Na Tweede Kerstdag begint ‘haar’ IKFU weer. In 2016 nam ze afscheid en droeg ze het artistiek leiderschap over aan cellist Harriet Krijgh, maar zij stopte na twee edities. De bezoekcijfers vielen tegen; het festival zou terugverhuizen van de zomer naar de winter, wat niet te rijmen viel met Krijghs schema.

Voelde u zich niet een beetje belazerd?

‘Nee, dat woord komt niet in me op. Maar ik dacht wel: o jee. Het was een grote beslissing geweest om afscheid te nemen, en dat slot voelde zo goed, met het publiek dat voor me zong. En toen lag het ineens weer open. Ik heb dat festival dertien jaar geleid, ik wilde dat het zou voortleven, gekoesterd zou worden. Het was al snel duidelijk dat ik deze editie moest doen. Volgend jaar heb ik de leiding samen met Amihai Grosz, solo-altviolist van de Berliner Philharmoniker en een goede vriend van mij. De editie daarna doet hij alleen. Daarna gaan we werken met wisselende curatoren. Maar ik blijf medebepalen wie er komt.’

Iets anders: wanneer verschijnt er weer eens een album? Uw laatste handelsopname, met het Vioolconcert van Brahms, dateert van dik vier jaar geleden.

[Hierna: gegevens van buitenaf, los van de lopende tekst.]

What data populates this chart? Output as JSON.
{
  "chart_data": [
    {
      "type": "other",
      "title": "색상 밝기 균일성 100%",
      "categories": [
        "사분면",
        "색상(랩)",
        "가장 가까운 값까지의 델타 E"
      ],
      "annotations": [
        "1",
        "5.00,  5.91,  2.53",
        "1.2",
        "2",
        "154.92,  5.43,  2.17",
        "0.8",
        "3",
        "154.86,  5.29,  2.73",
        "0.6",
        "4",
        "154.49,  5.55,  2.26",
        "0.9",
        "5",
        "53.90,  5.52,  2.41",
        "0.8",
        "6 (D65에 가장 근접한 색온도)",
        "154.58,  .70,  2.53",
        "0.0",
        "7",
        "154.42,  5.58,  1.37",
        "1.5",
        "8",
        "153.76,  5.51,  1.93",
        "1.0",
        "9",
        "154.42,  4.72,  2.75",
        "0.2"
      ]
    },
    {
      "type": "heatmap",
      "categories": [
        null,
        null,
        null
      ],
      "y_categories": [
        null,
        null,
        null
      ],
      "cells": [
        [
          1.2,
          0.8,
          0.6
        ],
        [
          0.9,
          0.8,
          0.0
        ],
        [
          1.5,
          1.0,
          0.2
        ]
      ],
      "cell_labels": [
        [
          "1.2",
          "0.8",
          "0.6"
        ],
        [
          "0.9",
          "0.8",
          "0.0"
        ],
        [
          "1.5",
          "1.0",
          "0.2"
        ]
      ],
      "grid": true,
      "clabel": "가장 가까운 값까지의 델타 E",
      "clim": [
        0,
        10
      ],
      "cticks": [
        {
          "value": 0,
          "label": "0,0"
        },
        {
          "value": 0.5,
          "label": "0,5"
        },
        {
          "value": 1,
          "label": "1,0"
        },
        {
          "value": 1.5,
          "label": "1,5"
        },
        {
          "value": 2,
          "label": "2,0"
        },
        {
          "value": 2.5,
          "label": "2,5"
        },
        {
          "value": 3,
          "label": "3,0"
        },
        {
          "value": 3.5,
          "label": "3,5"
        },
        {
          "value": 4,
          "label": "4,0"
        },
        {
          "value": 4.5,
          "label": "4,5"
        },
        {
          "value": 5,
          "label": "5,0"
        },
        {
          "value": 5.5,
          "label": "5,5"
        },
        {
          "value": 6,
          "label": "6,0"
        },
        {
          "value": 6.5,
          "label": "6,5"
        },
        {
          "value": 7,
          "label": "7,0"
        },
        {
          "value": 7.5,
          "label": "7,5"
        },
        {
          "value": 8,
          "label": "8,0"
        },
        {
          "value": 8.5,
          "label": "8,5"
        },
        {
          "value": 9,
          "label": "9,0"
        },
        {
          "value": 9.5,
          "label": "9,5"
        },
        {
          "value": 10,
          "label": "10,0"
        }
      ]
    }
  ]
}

‘Alweer zo lang ja? Er komt wel weer een album, volgens mij meerdere. De focus was even ergens anders, wel bij muziek, maar niet bij cd’s. Ik vind: als je iets opneemt, dan moet álles moet kloppen. Ik hou niet van: oké, nu moeten we dit voor elkaar krijgen in die anderhalve dag… Over een half jaar ga ik het Eerste vioolconcert van Sjostakovitsj opnemen met Valery Gergiev en het Concertgebouworkest.’ Korte stilte. ‘Je kijkt niet heel enthousiast? Haha!’

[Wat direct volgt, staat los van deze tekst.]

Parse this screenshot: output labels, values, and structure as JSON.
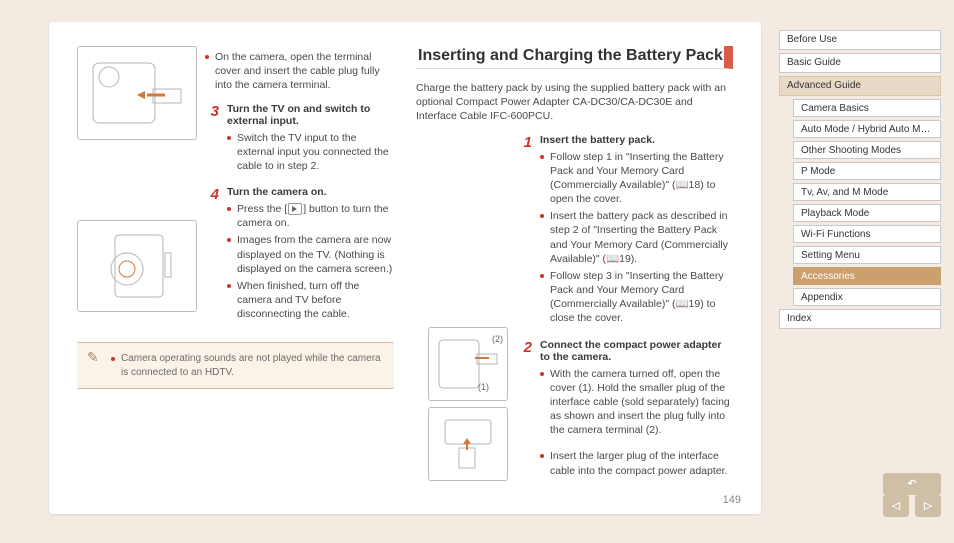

Ja wel! Heel erg. En Sibelius en Szymanowski graag.

‘Ja, het Vioolconcert van Szymanowski wil ik ook heel graag doen, een van mijn lievelingsstukken, zo kleurrijk.’

Op een concert als dat van Szymanowski zal uw stempel wellicht nog groter zijn, omdat het niet het allerbekendste stuk is.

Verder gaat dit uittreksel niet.